The "anchor then iteratively refine" design paradigm is a key takeaway: character reference images serve as consistency anchors, avoiding autoregressive drift.
Selective repair (fixing only problematic pages rather than regenerating the entire sequence) is an effective compromise between efficiency and quality.
The layered safety design, with audits embedded in various stages (VAS text audit, ICR image audit, TCC global audit), serves as a paradigm for safety-aware systems.

Limitations & Future Work¶

Dependency on commercial models like Gemini 3.0 and Nano-Banana limits open-source reproducibility.
Iterative refinement and global calibration introduce significant inference costs.
Evaluation is primarily based on LLM-as-a-judge; the scale of human evaluation is relatively small.
Consistency maintenance for very long books (e.g., 50+ pages) remains unverified, as testing capped at 20 pages.
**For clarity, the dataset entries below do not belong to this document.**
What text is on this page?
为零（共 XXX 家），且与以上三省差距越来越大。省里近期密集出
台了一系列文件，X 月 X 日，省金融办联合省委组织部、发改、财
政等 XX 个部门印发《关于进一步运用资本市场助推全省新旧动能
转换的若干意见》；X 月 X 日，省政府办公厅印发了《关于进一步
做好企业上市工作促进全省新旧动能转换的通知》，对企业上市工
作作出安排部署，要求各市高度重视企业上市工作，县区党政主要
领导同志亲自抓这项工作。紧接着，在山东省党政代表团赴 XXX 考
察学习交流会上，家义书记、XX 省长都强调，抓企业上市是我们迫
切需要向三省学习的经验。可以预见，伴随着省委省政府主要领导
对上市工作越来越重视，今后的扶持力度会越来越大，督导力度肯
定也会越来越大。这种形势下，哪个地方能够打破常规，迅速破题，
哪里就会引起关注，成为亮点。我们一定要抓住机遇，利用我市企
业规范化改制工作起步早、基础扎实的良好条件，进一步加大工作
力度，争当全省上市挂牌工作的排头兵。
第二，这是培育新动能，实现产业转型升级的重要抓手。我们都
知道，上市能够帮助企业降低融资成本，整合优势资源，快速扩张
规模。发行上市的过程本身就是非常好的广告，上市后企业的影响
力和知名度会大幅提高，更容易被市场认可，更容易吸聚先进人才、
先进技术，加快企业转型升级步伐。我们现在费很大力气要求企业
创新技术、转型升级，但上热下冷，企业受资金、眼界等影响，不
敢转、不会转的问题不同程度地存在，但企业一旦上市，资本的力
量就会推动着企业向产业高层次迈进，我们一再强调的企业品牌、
vs MovieAgent (Wu et al., 2025): Shares the hierarchical multi-agent paradigm, but BookAgent adds safety auditing and global temporal calibration, significantly outperforming it across all metrics.
vs StoryGPT-V: The latter aligns character descriptions with diffusion models via LLMs but remains a unidirectional pipeline; BookAgent achieves bidirectional alignment through closed-loop feedback.

Rating¶

Novelty: ⭐⭐⭐⭐ The system combination of end-to-end synthesis, layered safety, and temporal calibration is novel.
Experimental Thoroughness: ⭐⭐⭐ Evaluation relies heavily on qualitative results and LLM judges, lacking large-scale automated metrics.
Writing Quality: ⭐⭐⭐⭐ System design is clear and formalization is rigorous, though dense formulas slightly impact readability.